Alex and I caught up with Kristen. For a while, no one said anything, but let the crunch of our feet on the trail do all the talking. 

"What if at will people could grow wings?" Kristen, spoke breaking the uncomfortable silence that surrounded us on that mountain. Birds chirped as if they were attempting to answer her question.

"What?" I bit my lip and dug my fingernails into my palms. What was Kristen getting at?

"You heard me." Kristen tilted her head and raised her hands up toward the sky. "If you could grow wings whenever you wanted-" She continued to gaze up. "Imagine what you would see, feel. You could find out what the clouds tasted like." She spun around with her hands still in the air as if she was attempting to fly herself.

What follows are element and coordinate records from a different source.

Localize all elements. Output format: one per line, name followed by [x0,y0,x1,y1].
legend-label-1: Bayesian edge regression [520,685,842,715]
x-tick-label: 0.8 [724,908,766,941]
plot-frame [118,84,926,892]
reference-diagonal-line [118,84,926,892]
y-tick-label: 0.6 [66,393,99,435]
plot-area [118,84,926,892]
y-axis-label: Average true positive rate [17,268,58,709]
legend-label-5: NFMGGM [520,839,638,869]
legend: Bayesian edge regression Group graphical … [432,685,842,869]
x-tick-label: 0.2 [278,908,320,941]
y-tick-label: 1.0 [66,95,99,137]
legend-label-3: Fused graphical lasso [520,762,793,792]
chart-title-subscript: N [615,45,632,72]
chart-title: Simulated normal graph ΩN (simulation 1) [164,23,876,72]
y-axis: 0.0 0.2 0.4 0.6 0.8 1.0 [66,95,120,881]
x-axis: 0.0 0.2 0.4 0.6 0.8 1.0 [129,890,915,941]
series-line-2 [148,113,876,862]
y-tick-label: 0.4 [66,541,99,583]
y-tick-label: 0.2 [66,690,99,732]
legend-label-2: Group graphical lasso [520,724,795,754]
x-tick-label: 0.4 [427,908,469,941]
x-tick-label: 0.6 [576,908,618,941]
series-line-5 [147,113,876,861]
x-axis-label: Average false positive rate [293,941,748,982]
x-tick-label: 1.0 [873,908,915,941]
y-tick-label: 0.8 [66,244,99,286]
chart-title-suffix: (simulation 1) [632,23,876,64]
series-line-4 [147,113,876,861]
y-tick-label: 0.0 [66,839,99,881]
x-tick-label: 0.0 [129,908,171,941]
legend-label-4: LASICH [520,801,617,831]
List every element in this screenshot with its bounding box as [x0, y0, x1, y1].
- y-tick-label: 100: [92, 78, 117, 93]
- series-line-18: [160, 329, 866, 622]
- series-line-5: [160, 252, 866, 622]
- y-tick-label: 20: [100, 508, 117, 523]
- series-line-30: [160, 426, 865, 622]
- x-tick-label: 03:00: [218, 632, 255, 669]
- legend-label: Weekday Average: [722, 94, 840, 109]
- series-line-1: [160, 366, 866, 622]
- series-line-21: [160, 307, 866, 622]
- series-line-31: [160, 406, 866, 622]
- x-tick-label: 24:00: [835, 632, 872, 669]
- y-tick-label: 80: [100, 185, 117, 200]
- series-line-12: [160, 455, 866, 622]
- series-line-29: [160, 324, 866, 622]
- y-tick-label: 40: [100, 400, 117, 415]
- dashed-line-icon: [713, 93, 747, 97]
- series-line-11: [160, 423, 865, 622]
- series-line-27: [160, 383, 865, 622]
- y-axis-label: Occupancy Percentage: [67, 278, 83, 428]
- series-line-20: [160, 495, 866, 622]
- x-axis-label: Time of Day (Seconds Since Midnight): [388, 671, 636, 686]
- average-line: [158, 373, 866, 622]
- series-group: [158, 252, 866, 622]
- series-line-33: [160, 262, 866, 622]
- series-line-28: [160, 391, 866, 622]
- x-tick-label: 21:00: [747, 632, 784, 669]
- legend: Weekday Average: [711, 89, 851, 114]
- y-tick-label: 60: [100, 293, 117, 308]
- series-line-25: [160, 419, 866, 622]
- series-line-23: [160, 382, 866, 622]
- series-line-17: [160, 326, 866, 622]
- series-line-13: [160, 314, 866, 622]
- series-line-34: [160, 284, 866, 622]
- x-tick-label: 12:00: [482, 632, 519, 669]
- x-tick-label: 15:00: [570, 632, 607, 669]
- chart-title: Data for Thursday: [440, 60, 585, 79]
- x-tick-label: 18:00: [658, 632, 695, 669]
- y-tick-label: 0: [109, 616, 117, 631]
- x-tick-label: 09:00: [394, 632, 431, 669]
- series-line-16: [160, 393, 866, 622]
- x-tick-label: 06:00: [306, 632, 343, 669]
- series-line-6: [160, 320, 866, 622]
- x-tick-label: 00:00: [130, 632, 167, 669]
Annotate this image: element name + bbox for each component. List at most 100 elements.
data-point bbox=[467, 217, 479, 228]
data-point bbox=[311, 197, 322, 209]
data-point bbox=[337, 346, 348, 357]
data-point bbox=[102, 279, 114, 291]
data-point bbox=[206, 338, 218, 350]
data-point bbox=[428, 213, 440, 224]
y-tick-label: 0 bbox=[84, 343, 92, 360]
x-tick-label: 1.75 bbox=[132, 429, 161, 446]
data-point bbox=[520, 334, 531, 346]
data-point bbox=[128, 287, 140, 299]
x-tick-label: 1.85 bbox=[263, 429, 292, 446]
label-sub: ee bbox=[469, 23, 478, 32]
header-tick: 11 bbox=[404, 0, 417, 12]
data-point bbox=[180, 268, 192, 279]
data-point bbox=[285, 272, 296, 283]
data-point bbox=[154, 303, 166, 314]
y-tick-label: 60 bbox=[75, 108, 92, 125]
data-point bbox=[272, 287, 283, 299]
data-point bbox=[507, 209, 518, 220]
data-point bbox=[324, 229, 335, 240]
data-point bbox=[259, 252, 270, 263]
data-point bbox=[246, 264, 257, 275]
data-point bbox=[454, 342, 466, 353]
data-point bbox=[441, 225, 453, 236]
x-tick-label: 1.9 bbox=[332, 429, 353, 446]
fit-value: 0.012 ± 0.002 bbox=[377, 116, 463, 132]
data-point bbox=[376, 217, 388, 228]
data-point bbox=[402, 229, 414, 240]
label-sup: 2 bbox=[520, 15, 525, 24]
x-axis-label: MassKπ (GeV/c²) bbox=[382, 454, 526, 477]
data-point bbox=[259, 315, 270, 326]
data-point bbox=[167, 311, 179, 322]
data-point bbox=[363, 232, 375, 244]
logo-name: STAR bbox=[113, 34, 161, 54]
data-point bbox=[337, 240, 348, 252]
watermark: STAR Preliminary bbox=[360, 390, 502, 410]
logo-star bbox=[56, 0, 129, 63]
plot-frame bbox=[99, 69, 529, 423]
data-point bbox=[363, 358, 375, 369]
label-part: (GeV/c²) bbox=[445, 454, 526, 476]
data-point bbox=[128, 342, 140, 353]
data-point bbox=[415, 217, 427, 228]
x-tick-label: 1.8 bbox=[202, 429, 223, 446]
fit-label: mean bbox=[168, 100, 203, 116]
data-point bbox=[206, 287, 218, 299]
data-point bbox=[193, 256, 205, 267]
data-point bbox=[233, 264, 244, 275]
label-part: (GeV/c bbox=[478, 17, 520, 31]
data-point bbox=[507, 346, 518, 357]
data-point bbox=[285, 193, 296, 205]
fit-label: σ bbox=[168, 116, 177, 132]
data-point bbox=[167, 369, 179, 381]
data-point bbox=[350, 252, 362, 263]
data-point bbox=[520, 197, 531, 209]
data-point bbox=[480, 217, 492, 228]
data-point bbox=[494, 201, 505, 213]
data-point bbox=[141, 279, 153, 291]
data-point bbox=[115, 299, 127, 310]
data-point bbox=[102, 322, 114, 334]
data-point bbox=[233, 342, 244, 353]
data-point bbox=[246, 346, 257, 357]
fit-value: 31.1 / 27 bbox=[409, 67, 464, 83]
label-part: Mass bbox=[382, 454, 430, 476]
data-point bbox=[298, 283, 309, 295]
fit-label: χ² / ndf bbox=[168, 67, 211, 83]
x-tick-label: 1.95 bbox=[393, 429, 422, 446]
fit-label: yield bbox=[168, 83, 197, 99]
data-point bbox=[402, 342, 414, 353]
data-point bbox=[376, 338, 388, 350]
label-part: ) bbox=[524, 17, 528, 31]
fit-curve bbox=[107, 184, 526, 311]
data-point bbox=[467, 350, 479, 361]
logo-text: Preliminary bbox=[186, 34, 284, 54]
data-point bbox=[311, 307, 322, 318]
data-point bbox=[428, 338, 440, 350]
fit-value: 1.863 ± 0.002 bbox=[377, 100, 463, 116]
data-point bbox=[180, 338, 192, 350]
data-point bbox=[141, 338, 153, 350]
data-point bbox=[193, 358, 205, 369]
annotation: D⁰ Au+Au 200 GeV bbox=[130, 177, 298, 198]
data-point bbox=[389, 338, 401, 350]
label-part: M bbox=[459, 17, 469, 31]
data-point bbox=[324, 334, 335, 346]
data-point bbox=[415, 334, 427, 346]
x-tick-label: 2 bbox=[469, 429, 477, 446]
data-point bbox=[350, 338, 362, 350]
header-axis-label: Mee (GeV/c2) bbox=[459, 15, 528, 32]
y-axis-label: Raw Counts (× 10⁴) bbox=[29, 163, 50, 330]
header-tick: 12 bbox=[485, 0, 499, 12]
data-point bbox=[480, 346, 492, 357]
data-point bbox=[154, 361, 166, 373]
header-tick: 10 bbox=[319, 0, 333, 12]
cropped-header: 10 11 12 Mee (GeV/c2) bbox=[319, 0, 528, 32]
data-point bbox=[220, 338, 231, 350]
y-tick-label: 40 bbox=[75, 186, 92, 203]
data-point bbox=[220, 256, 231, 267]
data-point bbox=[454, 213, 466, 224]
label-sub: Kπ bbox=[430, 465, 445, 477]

"Water, probably." Alex chimed in. Kicking at the dirt and staring at his feet instead of looking at her.

"You two are no fun." Kristen reared back and punched me in the shoulder.

"What was that for?" I rubbed my arm. I was always the one that was punched.

"It's okay to daydream every now and again." Her face fell and the excitement drained from it. "I 

suppose now isn't the time for that."

"Are you going to finally tell us why you brought us all the way out into the woods for?" Alex folded his arms and looked at her with disdain painted on his face.

"You know exactly why. You two have been friends forever and now all of a sudden you won't speak to each other. What is going on?" Kristen's raven wing ponytail bounced as she spoke. "I brought you out here to knock some sense into the two of you." She punched me once more.

"Ask him." Alex's face contorted into a scowl as he gestured toward me.

"I don't want to talk about it." How could I explain this to the two of them? There is something that I have been keeping secret from you? That if you knew, could put you in potential danger? Alex got too close to it and I needed to push him away to keep him safe and, by association, Kristen.